Görüşmeden, Rıza Sarraf ile Süleyman Aslan’ın, rakip Taha Ahmet Alacacı’nın Halk Bankası’ndaki işlemlerinin durdurulması ile ilgili görüştükleri, Abdullah Happani’nin daha önceden söylediği gibi sunamayacakları evraklar istenerek durdurulabileceğini söylediği, Rıza Sarraf’ın da hem o şekilde hem de gelen parayla altın alımının durdurulacağı şekliyle olacağını söylediği anlaşılmıştır.
Ayrıca görüşmeden, Rıza Sarraf’ın, rakibi Taha Ahmet Alacacı’ya engel olması durumunda ne yapabileceğini sorması üzerine, Abdullah Happani’nin banka nezdinde “eşitsizlik”ten ötürü karışıklık çıkarabileceğini söylediği bunun üzerine Rıza Sarraf’ın bu durumu Süleyman Aslan’ın göze aldığını söylediği ve Taha Ahmet Alacacı ile satın aldığı kamu gücünü karşılaştırdığı anlaşılmıştır.

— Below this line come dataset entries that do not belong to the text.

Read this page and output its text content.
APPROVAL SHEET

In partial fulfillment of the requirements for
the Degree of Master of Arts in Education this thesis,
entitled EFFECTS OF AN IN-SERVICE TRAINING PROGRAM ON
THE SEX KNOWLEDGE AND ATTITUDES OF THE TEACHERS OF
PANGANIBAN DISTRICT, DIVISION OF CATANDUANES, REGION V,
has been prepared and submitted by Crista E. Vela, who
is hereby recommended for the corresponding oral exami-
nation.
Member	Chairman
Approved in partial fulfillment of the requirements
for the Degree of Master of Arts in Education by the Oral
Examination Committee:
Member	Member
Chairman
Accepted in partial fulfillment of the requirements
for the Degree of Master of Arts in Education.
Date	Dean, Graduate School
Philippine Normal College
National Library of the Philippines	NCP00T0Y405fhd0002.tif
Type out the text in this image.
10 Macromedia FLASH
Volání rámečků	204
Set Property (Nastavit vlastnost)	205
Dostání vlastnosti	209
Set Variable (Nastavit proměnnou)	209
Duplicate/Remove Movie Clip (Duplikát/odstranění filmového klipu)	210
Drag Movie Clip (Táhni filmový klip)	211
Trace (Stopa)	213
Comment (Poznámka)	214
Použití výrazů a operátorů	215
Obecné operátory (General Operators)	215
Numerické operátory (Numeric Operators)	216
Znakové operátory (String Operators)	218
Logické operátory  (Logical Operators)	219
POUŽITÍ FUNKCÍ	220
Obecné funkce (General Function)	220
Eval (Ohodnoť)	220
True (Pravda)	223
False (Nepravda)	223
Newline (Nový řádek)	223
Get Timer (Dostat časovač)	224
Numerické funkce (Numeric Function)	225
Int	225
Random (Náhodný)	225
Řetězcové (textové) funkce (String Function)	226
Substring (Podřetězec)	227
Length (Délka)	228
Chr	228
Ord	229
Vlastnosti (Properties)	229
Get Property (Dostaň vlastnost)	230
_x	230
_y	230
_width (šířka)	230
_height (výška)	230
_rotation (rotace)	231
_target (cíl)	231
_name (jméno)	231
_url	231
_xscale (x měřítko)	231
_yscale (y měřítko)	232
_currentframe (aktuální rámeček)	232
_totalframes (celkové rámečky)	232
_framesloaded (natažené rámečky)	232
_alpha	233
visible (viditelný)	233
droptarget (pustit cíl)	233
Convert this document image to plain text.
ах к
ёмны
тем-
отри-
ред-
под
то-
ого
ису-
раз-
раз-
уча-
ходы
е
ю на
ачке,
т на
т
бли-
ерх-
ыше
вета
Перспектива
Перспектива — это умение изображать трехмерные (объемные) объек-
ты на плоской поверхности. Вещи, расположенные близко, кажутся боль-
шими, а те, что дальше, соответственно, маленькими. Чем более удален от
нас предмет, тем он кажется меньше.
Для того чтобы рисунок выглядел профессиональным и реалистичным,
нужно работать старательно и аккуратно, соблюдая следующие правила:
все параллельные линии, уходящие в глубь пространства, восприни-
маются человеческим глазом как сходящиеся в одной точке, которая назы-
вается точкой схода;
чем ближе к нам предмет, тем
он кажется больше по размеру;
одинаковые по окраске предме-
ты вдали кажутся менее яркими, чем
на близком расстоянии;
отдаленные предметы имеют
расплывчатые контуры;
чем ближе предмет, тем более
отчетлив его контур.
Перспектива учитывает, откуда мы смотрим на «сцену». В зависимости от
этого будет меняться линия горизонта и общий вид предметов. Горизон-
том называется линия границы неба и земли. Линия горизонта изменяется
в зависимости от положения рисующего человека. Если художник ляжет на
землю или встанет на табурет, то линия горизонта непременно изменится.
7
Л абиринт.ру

Engellemeden ötürü, Rıza SARRAF’ın, rakip Taha Ahmet ALACACI’nın Bakan Ali BABACAN’a gitme durumunu kastederek “ONUN GÜCÜ BENDEN FAZLA MI” şeklindeki rekabet yaklaşımından ve Abdullah HAPPANİ’nin “ya hiç bir bok yiyemez abi oralara ulaşamaz bile” cevabından, (Ekonomi Bakanı Zafer ÇAĞLAYAN ve Halk Bankası Genel Müdürü Süleyman ASLAN ile olan rüşvet ilişkileri dikkate alındığında) Rıza SARRAF’ın satın aldığı kamu görevlilerini “ŞAHSİ GÜCÜ” dolayısıyla “LİDERİ OLDUĞUÖRGÜTÜN GÜCÜ” olarak gördüğü ve kamu gücünün haksız desteğini alma konusunda rakipleri ile rekabete girdiği ve bu durumun, bahse konu örgütün rüşvete olan bakış açısını, rüşvete olan motivasyonun kodlarını ve rüşvet saiki etrafındaki fiili içtimalarını ortaya koyduğu değerlendirilmiştir.
***
TK:1851723063 - 04.01.2013 15:56 Fatih Bardakçı – Rüçhan Bayar/Rıza Sarraf görüşmesinde;
Fatih: “siz hiç Servet Bey’le konuştunuz mu yoksa”, Rüçhan Bayar: “yok şimdi Servet Bey’i muhtemelen arıyıcaklar Ankara’dan” (Görüşmeye Rıza SARRAF katılıyor)Rıza Sarraf: “ben şimdi bi arattırdım bi konuşsunlar müdür beyle tamam mı … siz bunu Slotunu Via Dubai alın Dubai’de durun Gana’ya gitmeyin”, Fatih: “tabi tabi ben de onu düşünüyorum yeter ki burdan kalkalım”, Rıza Sarraf: “BEN ŞİMDİ BAKAN BEYİ ARADIM ONUN ÖZEL KALEMİ ARIYACAK GÜMRÜĞÜ”, Fatih: “şey peki Bakanlıktan netice alacağınıza emin misiniz Rıza bey yani bu ... için”, Rıza Sarraf: “BAKANLIK ARTIK DAHA ÖTESİ VAR MI … BAKAN BEYİ ARADIM DAHA ÖTESİ VAR MI BU İŞİN”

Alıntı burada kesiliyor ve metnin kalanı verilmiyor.